Gallus came harder than he ever had in his life, then. His balls could only hold so much, but his orgasm wrenched every last drop from them. A thick layer of his seed coated the rancid pile of poo beneath him, a white crown atop the queen of all shits.

He nearly fainted from the mix of exertion and sensory overload, but he remained standing on wobbly legs.

Silverstream climbed down.

"Wow," she said, panting. "That's amazing."

She reached a claw forward and pressed the lever to flush.

The toilet filled with some water, but nothing happened.

"Wuh," Gallus said, not yet conscious enough to muster any real words.

"Ah, dang it. I hate it when this happens," Silverstream said. She paused. "Okay, I actually don't, because I get to see the school plumber again!"

"Pluh?" Gallus asked.

"Discord! Toilet's clogged!" Silverstream shouted, making Gallus jump.

One magic flash later, Discord appeared, holding a plunger. "Ugh, not again!" he said. "I swear you do this on purpose, Silverstream. Every day."

She laughed. "Aww, come on, you love the chaos of it."

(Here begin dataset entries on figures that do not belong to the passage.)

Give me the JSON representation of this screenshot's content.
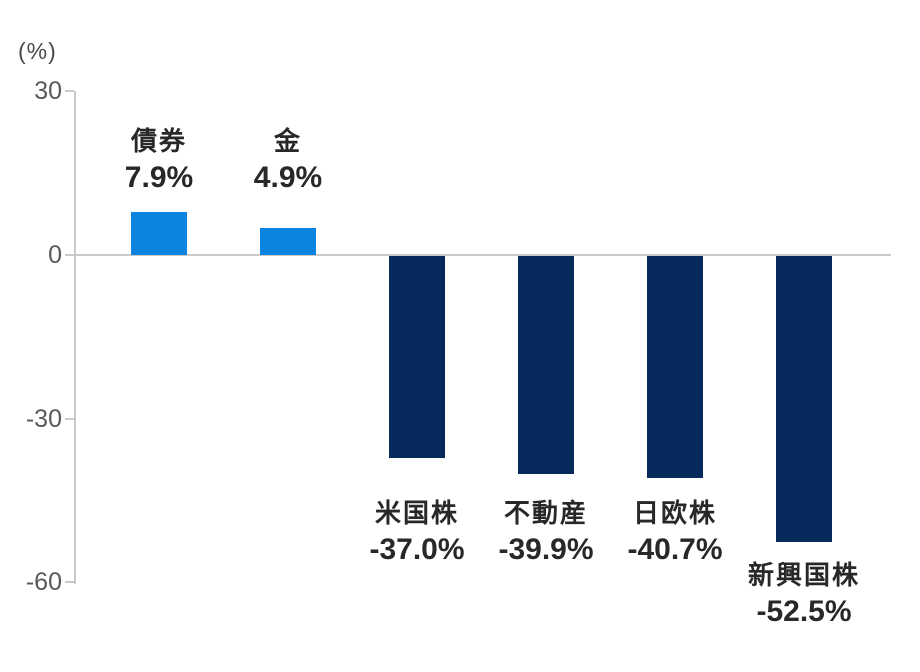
{
  "chart_data": {
    "type": "bar",
    "title": "",
    "xlabel": "",
    "ylabel": "",
    "unit_label": "(%)",
    "categories": [
      "債券",
      "金",
      "米国株",
      "不動産",
      "日欧株",
      "新興国株"
    ],
    "values": [
      7.9,
      4.9,
      -37.0,
      -39.9,
      -40.7,
      -52.5
    ],
    "value_labels": [
      "7.9%",
      "4.9%",
      "-37.0%",
      "-39.9%",
      "-40.7%",
      "-52.5%"
    ],
    "yticks": [
      30,
      0,
      -30,
      -60
    ],
    "ytick_labels": [
      "30",
      "0",
      "-30",
      "-60"
    ],
    "ylim": [
      -60,
      30
    ],
    "grid": false,
    "legend_position": "none",
    "colors": {
      "positive_bar": "#0c83df",
      "negative_bar": "#072a5c",
      "axis_line": "#c9c9c9",
      "tick_text": "#595959",
      "label_text": "#282828",
      "background": "#ffffff"
    }
  }
}
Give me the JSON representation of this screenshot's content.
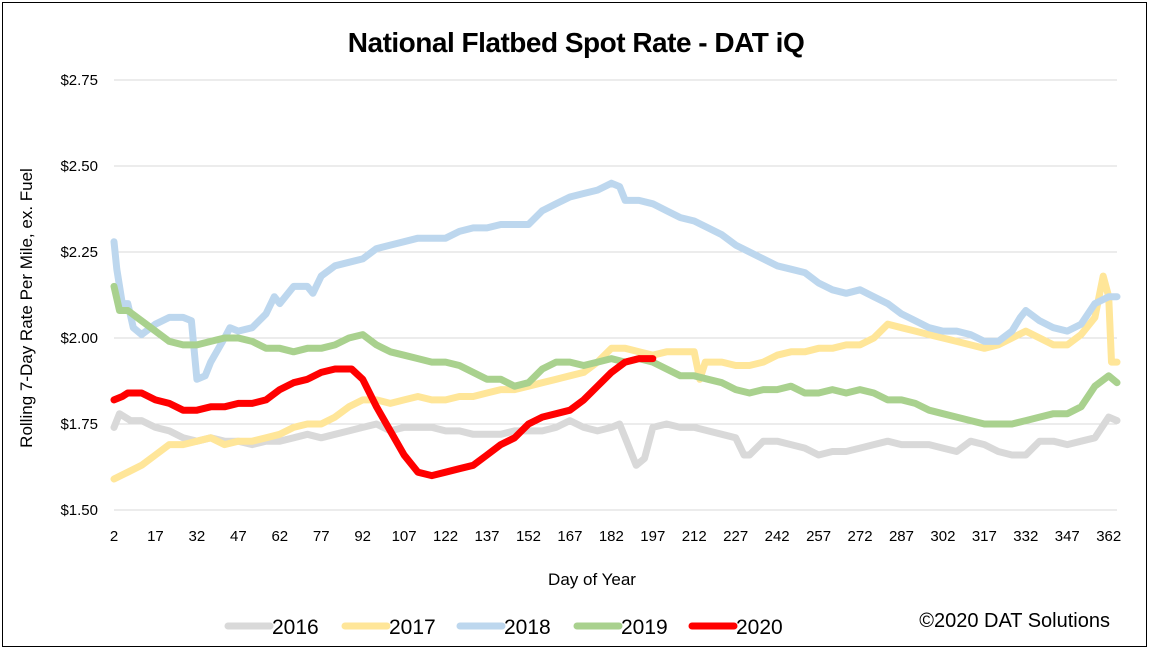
{
  "chart_data": {
    "type": "line",
    "title": "National Flatbed Spot Rate - DAT iQ",
    "xlabel": "Day of Year",
    "ylabel": "Rolling 7-Day Rate Per Mile, ex. Fuel",
    "ylim": [
      1.5,
      2.75
    ],
    "xlim": [
      2,
      365
    ],
    "y_ticks": [
      {
        "value": 1.5,
        "label": "$1.50"
      },
      {
        "value": 1.75,
        "label": "$1.75"
      },
      {
        "value": 2.0,
        "label": "$2.00"
      },
      {
        "value": 2.25,
        "label": "$2.25"
      },
      {
        "value": 2.5,
        "label": "$2.50"
      },
      {
        "value": 2.75,
        "label": "$2.75"
      }
    ],
    "x_ticks": [
      2,
      17,
      32,
      47,
      62,
      77,
      92,
      107,
      122,
      137,
      152,
      167,
      182,
      197,
      212,
      227,
      242,
      257,
      272,
      287,
      302,
      317,
      332,
      347,
      362
    ],
    "grid": "horizontal",
    "legend_position": "bottom",
    "series": [
      {
        "name": "2016",
        "color": "#d9d9d9",
        "x": [
          2,
          4,
          8,
          12,
          17,
          22,
          27,
          32,
          37,
          42,
          47,
          52,
          57,
          62,
          67,
          72,
          77,
          82,
          87,
          92,
          97,
          102,
          107,
          112,
          117,
          122,
          127,
          132,
          137,
          142,
          147,
          152,
          157,
          162,
          167,
          172,
          177,
          182,
          185,
          188,
          191,
          194,
          197,
          202,
          207,
          212,
          217,
          222,
          227,
          230,
          232,
          237,
          242,
          247,
          252,
          257,
          262,
          267,
          272,
          277,
          282,
          287,
          292,
          297,
          302,
          307,
          312,
          317,
          322,
          327,
          332,
          337,
          342,
          347,
          352,
          357,
          362,
          365
        ],
        "values": [
          1.74,
          1.78,
          1.76,
          1.76,
          1.74,
          1.73,
          1.71,
          1.7,
          1.71,
          1.7,
          1.7,
          1.69,
          1.7,
          1.7,
          1.71,
          1.72,
          1.71,
          1.72,
          1.73,
          1.74,
          1.75,
          1.73,
          1.74,
          1.74,
          1.74,
          1.73,
          1.73,
          1.72,
          1.72,
          1.72,
          1.73,
          1.73,
          1.73,
          1.74,
          1.76,
          1.74,
          1.73,
          1.74,
          1.75,
          1.69,
          1.63,
          1.65,
          1.74,
          1.75,
          1.74,
          1.74,
          1.73,
          1.72,
          1.71,
          1.66,
          1.66,
          1.7,
          1.7,
          1.69,
          1.68,
          1.66,
          1.67,
          1.67,
          1.68,
          1.69,
          1.7,
          1.69,
          1.69,
          1.69,
          1.68,
          1.67,
          1.7,
          1.69,
          1.67,
          1.66,
          1.66,
          1.7,
          1.7,
          1.69,
          1.7,
          1.71,
          1.77,
          1.76
        ]
      },
      {
        "name": "2017",
        "color": "#ffe699",
        "x": [
          2,
          7,
          12,
          17,
          22,
          27,
          32,
          37,
          42,
          47,
          52,
          57,
          62,
          67,
          72,
          77,
          82,
          87,
          92,
          97,
          102,
          107,
          112,
          117,
          122,
          127,
          132,
          137,
          142,
          147,
          152,
          157,
          162,
          167,
          172,
          177,
          182,
          187,
          192,
          197,
          202,
          207,
          212,
          214,
          216,
          218,
          222,
          227,
          232,
          237,
          242,
          247,
          252,
          257,
          262,
          267,
          272,
          277,
          282,
          287,
          292,
          297,
          302,
          307,
          312,
          317,
          322,
          327,
          332,
          337,
          342,
          347,
          352,
          357,
          360,
          362,
          363,
          365
        ],
        "values": [
          1.59,
          1.61,
          1.63,
          1.66,
          1.69,
          1.69,
          1.7,
          1.71,
          1.69,
          1.7,
          1.7,
          1.71,
          1.72,
          1.74,
          1.75,
          1.75,
          1.77,
          1.8,
          1.82,
          1.82,
          1.81,
          1.82,
          1.83,
          1.82,
          1.82,
          1.83,
          1.83,
          1.84,
          1.85,
          1.85,
          1.86,
          1.87,
          1.88,
          1.89,
          1.9,
          1.93,
          1.97,
          1.97,
          1.96,
          1.95,
          1.96,
          1.96,
          1.96,
          1.88,
          1.93,
          1.93,
          1.93,
          1.92,
          1.92,
          1.93,
          1.95,
          1.96,
          1.96,
          1.97,
          1.97,
          1.98,
          1.98,
          2.0,
          2.04,
          2.03,
          2.02,
          2.01,
          2.0,
          1.99,
          1.98,
          1.97,
          1.98,
          2.0,
          2.02,
          2.0,
          1.98,
          1.98,
          2.01,
          2.06,
          2.18,
          2.12,
          1.93,
          1.93
        ]
      },
      {
        "name": "2018",
        "color": "#bdd7ee",
        "x": [
          2,
          3,
          5,
          7,
          9,
          12,
          17,
          22,
          27,
          30,
          32,
          35,
          37,
          42,
          44,
          47,
          52,
          57,
          60,
          62,
          67,
          72,
          74,
          77,
          82,
          87,
          92,
          97,
          102,
          107,
          112,
          117,
          122,
          127,
          132,
          137,
          142,
          147,
          152,
          157,
          162,
          167,
          172,
          177,
          182,
          185,
          187,
          192,
          197,
          202,
          207,
          212,
          217,
          222,
          227,
          232,
          237,
          242,
          247,
          252,
          257,
          262,
          267,
          272,
          277,
          282,
          287,
          292,
          297,
          302,
          307,
          312,
          317,
          322,
          327,
          330,
          332,
          337,
          342,
          347,
          352,
          357,
          362,
          365
        ],
        "values": [
          2.28,
          2.2,
          2.1,
          2.1,
          2.03,
          2.01,
          2.04,
          2.06,
          2.06,
          2.05,
          1.88,
          1.89,
          1.93,
          2.0,
          2.03,
          2.02,
          2.03,
          2.07,
          2.12,
          2.1,
          2.15,
          2.15,
          2.13,
          2.18,
          2.21,
          2.22,
          2.23,
          2.26,
          2.27,
          2.28,
          2.29,
          2.29,
          2.29,
          2.31,
          2.32,
          2.32,
          2.33,
          2.33,
          2.33,
          2.37,
          2.39,
          2.41,
          2.42,
          2.43,
          2.45,
          2.44,
          2.4,
          2.4,
          2.39,
          2.37,
          2.35,
          2.34,
          2.32,
          2.3,
          2.27,
          2.25,
          2.23,
          2.21,
          2.2,
          2.19,
          2.16,
          2.14,
          2.13,
          2.14,
          2.12,
          2.1,
          2.07,
          2.05,
          2.03,
          2.02,
          2.02,
          2.01,
          1.99,
          1.99,
          2.02,
          2.06,
          2.08,
          2.05,
          2.03,
          2.02,
          2.04,
          2.1,
          2.12,
          2.12
        ]
      },
      {
        "name": "2019",
        "color": "#a9d18e",
        "x": [
          2,
          4,
          7,
          12,
          17,
          22,
          27,
          32,
          37,
          42,
          47,
          52,
          57,
          62,
          67,
          72,
          77,
          82,
          87,
          92,
          97,
          102,
          107,
          112,
          117,
          122,
          127,
          132,
          137,
          142,
          147,
          152,
          157,
          162,
          167,
          172,
          177,
          182,
          187,
          192,
          197,
          202,
          207,
          212,
          217,
          222,
          227,
          232,
          237,
          242,
          247,
          252,
          257,
          262,
          267,
          272,
          277,
          282,
          287,
          292,
          297,
          302,
          307,
          312,
          317,
          322,
          327,
          332,
          337,
          342,
          347,
          352,
          357,
          362,
          365
        ],
        "values": [
          2.15,
          2.08,
          2.08,
          2.05,
          2.02,
          1.99,
          1.98,
          1.98,
          1.99,
          2.0,
          2.0,
          1.99,
          1.97,
          1.97,
          1.96,
          1.97,
          1.97,
          1.98,
          2.0,
          2.01,
          1.98,
          1.96,
          1.95,
          1.94,
          1.93,
          1.93,
          1.92,
          1.9,
          1.88,
          1.88,
          1.86,
          1.87,
          1.91,
          1.93,
          1.93,
          1.92,
          1.93,
          1.94,
          1.93,
          1.94,
          1.93,
          1.91,
          1.89,
          1.89,
          1.88,
          1.87,
          1.85,
          1.84,
          1.85,
          1.85,
          1.86,
          1.84,
          1.84,
          1.85,
          1.84,
          1.85,
          1.84,
          1.82,
          1.82,
          1.81,
          1.79,
          1.78,
          1.77,
          1.76,
          1.75,
          1.75,
          1.75,
          1.76,
          1.77,
          1.78,
          1.78,
          1.8,
          1.86,
          1.89,
          1.87
        ]
      },
      {
        "name": "2020",
        "color": "#ff0000",
        "x": [
          2,
          5,
          7,
          12,
          17,
          22,
          27,
          32,
          37,
          42,
          47,
          52,
          57,
          62,
          67,
          72,
          77,
          82,
          85,
          88,
          92,
          97,
          102,
          107,
          112,
          117,
          122,
          127,
          132,
          137,
          142,
          147,
          152,
          157,
          162,
          167,
          172,
          177,
          182,
          187,
          192,
          197
        ],
        "values": [
          1.82,
          1.83,
          1.84,
          1.84,
          1.82,
          1.81,
          1.79,
          1.79,
          1.8,
          1.8,
          1.81,
          1.81,
          1.82,
          1.85,
          1.87,
          1.88,
          1.9,
          1.91,
          1.91,
          1.91,
          1.88,
          1.8,
          1.73,
          1.66,
          1.61,
          1.6,
          1.61,
          1.62,
          1.63,
          1.66,
          1.69,
          1.71,
          1.75,
          1.77,
          1.78,
          1.79,
          1.82,
          1.86,
          1.9,
          1.93,
          1.94,
          1.94
        ]
      }
    ],
    "copyright": "©2020 DAT Solutions"
  }
}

Discord threw his arms up. "Of course I do! Which is why I hate cleaning it up! I'd much rather leave it as it is!"

"But then you couldn't be the school's plumber!"

"You make a fair point," Discord said, sighing. He inserted the handle of the plunger into the toilet and turned the rubber plunger part like it was a valve. There was some kind of whirring noise, like a spinning blender, and the mountain of poo receded downward.

The toilet finished flushing normally.

"Thanks again, Discord!" Silverstream said with her usual giant smile.

"Yeah, yeah. See you tomorrow."

Then, he was gone.

Gallus's head was clear enough for normal thoughts by now, and he realized he still needed to see Starlight. After a second, however, he remembered why he was going to see her. He glanced at Silverstream's rump and took in a lungful of the still-reeking air.

Nah, he thought, I think I have a pretty good outlet for that now.


Above the toilet, now functional and clean thanks to Discord's magic, there was a vent. Inside the vent, a light blue changeling lay sleeping, more full of love than she had ever been before.